JAKARTA – Hingga hari ini, kurs Rupiah sudah berada di level Rp14.985 per USD nyaris menembus Rp15.000 per USD.
Menanggapi hal ini, ekonom sekaligus Direktur CELIOS Bhima Yudhistira mengatakan bahwa pelemahan kurs dikhawatirkan memicu imported inflation atau kenaikan biaya impor terutama pangan.
"Sejauh ini imported inflation belum dirasakan karena produsen masih menahan harga di tingkat konsumen.
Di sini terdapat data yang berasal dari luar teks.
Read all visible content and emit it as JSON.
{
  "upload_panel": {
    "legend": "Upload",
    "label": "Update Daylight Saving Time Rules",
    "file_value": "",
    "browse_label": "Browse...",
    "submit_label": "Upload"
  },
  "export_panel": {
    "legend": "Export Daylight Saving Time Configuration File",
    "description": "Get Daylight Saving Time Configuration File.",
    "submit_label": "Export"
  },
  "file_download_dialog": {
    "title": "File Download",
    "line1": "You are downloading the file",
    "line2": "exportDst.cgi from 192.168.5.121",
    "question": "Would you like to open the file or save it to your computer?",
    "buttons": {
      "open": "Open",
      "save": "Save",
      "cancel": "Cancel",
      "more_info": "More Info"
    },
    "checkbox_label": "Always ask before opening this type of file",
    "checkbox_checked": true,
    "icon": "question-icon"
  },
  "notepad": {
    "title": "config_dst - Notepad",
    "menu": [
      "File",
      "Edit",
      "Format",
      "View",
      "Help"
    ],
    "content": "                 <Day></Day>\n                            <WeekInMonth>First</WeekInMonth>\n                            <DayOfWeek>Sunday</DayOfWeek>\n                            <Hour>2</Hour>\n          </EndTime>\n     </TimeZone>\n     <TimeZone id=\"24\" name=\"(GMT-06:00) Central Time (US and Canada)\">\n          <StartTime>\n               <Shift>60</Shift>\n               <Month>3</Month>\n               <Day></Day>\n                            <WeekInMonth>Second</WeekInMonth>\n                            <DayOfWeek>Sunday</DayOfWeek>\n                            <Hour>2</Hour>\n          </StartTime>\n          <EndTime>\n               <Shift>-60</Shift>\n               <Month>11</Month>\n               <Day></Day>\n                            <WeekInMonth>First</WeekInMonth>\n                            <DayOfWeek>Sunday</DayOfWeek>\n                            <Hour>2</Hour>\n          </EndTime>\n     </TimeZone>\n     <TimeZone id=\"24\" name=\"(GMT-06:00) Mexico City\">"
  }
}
Tapi ketika beban biaya impor sudah naik signifikan akibat selisih kurs maka imbasnya ke konsumen juga," ungkap Bhima kepada MNC Portal di Jakarta, Selasa(5/7/2022).
Dia mengatakan, beban utang luar negeri sektor swasta meningkat, karena pendapatan sebagian besar diperoleh dalam bentuk rupiah sementara bunga dan cicilan pokok berbentuk valas.
"Situasi currency missmatch akan mendorong swasta lakukan berbagai cara salah satunya efisiensi operasional. Tidak semua perusahaan swasta yang memiliki ULN lakukan hedging," terang Bhima.
Selain itu, pelemahan kurs rupiah mendorong percepatan kenaikan suku bunga acuan.
"BI perlu naikkan 25-50 bps suku bunga untuk tahan aliran modal keluar. Tapi, menaikkan suku bunga acuan berimbas kepada pelaku usaha korporasi, UMKM maupun konsumen. Cicilan KPR dan kendaraan bermotor bisa lebih mahal," pungkas Bhima.